# 

## gonzo93

Witam.
Problem może banalny, ale nie mam zbyt dużo czasu (tylko popołudniami) a chciałbym się przygotować do pomalowania ok 300 sztachet. Planuję malować je i składować w garażu, a zakładać na ogrodzenie dopiero po pomalowaniu. Malowanie planuję dwukrotne sadolinem.
Czy ktoś już robił taką produkcję taśmową?
Jedyne co wymyśliłem poza machaniem pędzlem to zanurzanie w korytku z farbą. Minusem tego pomysłu są duże straty na ściekanie farby ze sztachety.
Jak układać sztachety po pomalowaniu tak żeby nie było odciśniętych śladów przekładek?
Jeśli już ktoś robił taki masss to proszę o refleksje (zdjęcia).

----------


## player_pl

Pistoletem?

----------


## joaz

Coś koło 430 sztachet malowaliśmy dwa dni wypożyczonym pistoletem Boscha-wydajne ujstrojstwo.Przekładki układane były w miejscu póżniejszego montaż do rygli(jednowarstwowo)  :Lol:

----------


## silver200

ja pomalowałem 800 szt sztachet opryskiwaczem ogrodowym.
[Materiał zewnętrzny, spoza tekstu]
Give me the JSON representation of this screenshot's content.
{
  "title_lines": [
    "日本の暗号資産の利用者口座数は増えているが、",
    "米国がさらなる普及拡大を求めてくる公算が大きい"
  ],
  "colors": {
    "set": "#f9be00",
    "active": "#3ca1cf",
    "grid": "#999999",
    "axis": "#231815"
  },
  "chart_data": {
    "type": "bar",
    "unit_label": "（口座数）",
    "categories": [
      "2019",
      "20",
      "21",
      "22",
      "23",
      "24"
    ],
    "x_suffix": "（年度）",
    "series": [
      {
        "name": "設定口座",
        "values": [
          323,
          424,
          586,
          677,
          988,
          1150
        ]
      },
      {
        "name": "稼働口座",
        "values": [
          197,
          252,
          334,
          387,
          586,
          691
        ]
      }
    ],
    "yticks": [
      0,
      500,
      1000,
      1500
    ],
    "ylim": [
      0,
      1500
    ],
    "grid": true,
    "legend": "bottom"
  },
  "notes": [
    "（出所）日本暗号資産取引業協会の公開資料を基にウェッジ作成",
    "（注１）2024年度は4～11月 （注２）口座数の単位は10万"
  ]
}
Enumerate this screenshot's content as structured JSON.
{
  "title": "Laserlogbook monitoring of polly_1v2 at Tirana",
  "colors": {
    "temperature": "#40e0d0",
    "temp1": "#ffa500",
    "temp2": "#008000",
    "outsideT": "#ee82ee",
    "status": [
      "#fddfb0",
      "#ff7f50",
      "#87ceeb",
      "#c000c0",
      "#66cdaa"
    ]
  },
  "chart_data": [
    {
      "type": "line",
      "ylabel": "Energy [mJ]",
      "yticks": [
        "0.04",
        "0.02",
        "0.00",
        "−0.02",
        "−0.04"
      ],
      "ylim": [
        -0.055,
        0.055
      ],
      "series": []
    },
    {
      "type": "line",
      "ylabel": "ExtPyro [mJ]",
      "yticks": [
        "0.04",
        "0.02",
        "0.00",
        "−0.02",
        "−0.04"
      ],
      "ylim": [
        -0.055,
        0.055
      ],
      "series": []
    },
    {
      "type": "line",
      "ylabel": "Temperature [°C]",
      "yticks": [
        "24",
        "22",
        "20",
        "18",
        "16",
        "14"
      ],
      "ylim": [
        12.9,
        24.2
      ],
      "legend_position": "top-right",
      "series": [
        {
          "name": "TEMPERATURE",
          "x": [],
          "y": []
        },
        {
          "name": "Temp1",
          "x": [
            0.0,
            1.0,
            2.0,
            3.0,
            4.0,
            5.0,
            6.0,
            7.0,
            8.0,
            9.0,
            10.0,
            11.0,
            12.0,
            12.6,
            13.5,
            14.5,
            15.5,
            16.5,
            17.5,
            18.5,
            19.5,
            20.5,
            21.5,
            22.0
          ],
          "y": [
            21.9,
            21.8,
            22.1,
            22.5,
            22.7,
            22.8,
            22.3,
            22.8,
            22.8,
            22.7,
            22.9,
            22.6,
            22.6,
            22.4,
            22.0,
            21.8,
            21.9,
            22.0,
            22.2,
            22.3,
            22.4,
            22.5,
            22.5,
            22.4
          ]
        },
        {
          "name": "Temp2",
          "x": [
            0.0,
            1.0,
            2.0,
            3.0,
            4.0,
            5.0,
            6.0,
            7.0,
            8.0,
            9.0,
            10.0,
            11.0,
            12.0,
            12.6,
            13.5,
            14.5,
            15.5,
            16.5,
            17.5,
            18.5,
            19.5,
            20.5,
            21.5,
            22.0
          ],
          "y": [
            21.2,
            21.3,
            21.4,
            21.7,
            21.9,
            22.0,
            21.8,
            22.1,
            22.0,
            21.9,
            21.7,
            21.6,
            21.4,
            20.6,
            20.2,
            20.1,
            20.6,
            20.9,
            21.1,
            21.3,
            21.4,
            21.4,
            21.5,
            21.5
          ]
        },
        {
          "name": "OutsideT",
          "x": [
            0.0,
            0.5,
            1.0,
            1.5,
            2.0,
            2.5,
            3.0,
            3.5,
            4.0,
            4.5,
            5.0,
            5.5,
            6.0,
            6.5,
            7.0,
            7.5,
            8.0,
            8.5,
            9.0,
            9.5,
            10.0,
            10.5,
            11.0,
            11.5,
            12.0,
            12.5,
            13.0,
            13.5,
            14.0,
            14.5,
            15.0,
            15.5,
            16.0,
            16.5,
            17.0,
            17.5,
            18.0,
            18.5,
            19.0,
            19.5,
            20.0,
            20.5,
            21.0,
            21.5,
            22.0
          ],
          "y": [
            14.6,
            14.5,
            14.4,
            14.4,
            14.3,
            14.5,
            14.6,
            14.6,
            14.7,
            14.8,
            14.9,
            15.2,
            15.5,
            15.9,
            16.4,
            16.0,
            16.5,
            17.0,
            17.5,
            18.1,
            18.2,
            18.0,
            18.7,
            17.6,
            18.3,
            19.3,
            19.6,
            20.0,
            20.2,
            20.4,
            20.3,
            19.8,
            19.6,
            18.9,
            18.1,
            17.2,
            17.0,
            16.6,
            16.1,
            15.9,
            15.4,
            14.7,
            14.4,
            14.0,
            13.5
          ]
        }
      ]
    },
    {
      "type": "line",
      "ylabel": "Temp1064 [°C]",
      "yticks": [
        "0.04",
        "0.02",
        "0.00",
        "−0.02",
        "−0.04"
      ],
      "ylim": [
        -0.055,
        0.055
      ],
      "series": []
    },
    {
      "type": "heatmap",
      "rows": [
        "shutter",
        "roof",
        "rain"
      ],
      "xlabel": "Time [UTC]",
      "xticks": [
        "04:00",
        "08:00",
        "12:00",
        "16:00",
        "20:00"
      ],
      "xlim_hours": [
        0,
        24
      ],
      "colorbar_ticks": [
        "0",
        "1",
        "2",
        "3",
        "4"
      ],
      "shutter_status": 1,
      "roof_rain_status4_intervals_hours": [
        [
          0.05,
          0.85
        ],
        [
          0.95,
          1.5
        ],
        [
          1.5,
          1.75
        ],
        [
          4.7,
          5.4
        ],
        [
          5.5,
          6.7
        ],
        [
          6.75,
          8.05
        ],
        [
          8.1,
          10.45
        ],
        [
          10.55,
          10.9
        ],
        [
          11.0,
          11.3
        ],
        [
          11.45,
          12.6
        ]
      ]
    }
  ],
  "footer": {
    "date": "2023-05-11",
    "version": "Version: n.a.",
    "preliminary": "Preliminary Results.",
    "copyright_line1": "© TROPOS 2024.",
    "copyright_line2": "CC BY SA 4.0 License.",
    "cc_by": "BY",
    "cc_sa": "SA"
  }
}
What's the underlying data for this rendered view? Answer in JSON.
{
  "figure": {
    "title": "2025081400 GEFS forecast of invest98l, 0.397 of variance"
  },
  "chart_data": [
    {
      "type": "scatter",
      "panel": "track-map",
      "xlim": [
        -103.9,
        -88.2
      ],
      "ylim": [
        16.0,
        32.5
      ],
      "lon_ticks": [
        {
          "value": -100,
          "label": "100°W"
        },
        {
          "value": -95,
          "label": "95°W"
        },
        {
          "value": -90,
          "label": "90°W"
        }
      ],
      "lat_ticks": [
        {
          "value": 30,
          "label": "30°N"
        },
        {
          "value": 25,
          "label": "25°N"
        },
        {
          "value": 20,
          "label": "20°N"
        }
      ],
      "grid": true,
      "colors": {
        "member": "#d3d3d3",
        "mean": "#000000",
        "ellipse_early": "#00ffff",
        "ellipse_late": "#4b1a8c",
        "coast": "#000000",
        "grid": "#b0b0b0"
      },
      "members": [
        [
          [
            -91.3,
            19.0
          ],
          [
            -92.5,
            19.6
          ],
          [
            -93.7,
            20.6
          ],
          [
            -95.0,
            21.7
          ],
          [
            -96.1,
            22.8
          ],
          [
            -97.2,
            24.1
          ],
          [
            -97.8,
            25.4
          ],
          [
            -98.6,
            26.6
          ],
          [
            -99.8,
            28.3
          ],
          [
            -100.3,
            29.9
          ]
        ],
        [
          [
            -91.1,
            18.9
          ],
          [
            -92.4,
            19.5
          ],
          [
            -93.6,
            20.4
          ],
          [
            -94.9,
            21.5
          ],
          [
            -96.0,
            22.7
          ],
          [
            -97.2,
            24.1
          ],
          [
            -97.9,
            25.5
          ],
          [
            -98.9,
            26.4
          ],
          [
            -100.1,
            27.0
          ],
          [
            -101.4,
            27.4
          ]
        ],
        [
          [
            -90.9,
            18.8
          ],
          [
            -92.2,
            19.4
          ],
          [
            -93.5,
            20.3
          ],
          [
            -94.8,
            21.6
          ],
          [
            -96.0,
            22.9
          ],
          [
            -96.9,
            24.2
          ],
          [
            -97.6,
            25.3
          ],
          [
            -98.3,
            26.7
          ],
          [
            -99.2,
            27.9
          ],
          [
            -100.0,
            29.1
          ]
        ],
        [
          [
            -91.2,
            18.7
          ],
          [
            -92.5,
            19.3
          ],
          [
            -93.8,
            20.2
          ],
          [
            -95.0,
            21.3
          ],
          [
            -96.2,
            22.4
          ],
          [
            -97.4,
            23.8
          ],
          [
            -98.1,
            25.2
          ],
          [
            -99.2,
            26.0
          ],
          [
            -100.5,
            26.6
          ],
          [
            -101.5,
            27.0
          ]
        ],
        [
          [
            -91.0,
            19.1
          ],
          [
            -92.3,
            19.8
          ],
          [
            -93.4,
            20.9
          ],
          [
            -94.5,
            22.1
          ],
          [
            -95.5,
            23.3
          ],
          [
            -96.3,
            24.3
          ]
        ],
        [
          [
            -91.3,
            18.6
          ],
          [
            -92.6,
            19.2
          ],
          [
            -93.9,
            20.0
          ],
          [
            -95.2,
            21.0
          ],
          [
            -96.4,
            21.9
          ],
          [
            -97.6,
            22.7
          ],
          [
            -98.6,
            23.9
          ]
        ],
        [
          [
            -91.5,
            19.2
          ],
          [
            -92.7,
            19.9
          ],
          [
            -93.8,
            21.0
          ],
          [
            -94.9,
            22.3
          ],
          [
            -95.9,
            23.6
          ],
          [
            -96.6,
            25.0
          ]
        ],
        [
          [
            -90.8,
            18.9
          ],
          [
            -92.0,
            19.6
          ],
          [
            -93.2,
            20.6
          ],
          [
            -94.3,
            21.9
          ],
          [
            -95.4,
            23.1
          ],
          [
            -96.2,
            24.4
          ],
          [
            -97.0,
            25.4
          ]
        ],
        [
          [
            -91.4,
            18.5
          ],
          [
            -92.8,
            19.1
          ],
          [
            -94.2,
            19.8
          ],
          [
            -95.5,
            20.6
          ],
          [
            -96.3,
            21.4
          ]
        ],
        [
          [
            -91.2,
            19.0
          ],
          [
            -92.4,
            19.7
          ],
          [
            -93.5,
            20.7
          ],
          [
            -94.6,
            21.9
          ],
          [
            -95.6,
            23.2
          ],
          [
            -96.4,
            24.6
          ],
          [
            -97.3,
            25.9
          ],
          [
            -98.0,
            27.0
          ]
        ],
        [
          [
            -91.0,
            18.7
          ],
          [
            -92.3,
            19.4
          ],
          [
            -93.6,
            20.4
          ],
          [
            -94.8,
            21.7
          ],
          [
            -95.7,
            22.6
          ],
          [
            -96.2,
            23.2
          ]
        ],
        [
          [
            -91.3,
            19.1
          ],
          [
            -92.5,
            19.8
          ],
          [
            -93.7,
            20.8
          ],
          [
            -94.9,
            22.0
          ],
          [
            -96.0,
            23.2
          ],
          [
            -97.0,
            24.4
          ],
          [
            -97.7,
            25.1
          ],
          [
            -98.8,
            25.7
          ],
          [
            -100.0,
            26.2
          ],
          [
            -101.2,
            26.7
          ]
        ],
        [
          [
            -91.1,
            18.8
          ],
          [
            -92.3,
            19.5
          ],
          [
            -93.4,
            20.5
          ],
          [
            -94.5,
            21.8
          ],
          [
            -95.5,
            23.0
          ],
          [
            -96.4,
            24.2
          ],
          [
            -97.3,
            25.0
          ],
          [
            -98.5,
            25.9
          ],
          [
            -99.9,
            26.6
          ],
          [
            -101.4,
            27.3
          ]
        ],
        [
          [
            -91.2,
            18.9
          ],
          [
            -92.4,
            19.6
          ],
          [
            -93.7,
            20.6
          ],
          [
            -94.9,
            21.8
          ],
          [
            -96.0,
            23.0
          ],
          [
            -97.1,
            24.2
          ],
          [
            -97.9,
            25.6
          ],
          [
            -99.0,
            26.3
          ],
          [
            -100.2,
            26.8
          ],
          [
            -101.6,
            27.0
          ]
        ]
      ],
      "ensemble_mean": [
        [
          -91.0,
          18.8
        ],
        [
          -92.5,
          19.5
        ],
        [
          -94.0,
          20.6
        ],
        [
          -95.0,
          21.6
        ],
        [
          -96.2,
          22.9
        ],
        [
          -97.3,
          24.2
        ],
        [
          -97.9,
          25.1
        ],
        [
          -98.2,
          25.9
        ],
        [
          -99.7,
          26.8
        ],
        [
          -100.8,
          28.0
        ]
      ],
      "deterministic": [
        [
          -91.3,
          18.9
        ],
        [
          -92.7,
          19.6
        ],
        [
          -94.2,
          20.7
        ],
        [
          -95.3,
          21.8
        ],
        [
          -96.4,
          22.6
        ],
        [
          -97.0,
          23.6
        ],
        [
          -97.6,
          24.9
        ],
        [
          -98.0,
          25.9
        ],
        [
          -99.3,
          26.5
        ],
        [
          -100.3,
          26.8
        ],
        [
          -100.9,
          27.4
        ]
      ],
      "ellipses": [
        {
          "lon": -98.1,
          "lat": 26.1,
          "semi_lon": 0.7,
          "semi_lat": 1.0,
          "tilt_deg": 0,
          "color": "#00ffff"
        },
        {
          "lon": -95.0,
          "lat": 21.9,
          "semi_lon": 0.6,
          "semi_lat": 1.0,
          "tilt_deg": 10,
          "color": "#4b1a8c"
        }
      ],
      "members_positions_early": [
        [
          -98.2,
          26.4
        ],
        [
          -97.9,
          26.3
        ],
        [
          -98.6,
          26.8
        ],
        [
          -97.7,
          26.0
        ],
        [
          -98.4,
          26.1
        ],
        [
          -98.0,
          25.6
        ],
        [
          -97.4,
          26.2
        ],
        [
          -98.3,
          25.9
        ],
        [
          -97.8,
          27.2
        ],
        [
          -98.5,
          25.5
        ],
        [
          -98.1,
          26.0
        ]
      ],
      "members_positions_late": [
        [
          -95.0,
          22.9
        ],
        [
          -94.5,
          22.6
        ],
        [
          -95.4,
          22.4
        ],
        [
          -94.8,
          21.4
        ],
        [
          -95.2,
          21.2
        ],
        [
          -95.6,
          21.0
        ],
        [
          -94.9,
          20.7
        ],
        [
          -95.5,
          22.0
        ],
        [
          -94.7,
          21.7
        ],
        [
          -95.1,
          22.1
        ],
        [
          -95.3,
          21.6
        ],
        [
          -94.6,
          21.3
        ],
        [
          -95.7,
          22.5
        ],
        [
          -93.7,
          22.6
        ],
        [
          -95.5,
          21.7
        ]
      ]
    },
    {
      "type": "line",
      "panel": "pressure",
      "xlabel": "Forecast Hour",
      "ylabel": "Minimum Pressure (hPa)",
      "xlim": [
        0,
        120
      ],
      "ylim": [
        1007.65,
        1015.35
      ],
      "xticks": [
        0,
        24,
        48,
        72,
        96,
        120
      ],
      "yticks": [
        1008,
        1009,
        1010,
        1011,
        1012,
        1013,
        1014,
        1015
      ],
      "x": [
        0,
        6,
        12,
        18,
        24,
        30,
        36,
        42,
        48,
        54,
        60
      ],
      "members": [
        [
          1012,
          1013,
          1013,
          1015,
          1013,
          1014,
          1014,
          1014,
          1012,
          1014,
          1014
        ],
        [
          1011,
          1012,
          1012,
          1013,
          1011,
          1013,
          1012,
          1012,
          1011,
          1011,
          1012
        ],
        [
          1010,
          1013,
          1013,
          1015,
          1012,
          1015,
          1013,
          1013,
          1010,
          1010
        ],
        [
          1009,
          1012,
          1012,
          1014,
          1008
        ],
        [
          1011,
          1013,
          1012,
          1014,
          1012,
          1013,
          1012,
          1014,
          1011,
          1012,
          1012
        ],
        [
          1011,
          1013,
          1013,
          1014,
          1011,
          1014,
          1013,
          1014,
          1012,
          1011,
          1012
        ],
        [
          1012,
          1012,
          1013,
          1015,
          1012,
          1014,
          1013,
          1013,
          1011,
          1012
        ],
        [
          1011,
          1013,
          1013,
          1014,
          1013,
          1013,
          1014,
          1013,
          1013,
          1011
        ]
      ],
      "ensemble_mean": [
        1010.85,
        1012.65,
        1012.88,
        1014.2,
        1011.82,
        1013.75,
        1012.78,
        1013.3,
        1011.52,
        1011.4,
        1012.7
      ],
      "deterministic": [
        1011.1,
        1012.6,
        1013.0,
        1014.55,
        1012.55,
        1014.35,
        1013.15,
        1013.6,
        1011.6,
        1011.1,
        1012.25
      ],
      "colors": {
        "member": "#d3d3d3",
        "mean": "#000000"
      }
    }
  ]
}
Jeden minus to to, że farba  (drewnochron) zasycha na dyszy i najlepiej mieć ze 3 szt i zmieniać co jakiś czas a nieużywane moczyć w benzynie ekstrakcyjnej

----------


## VIP Jacek

ja malowałem ok. 250 sztachet dwukrotnie sadolinem i też popołudniami i także w niedzielę. Zajęło  mi to ok. 2 tygodni.   :big grin:

----------


## Trociu

a masz już otwory zrobione w tych sztachetkach? Jeżeli tak, to może wersja nie kładzenia ich na przekładkach a wieszania na jakimś drucie?

----------


## gonzo93

> a masz już otwory zrobione w tych sztachetkach? Jeżeli tak, to może wersja nie kładzenia ich na przekładkach a wieszania na jakimś drucie?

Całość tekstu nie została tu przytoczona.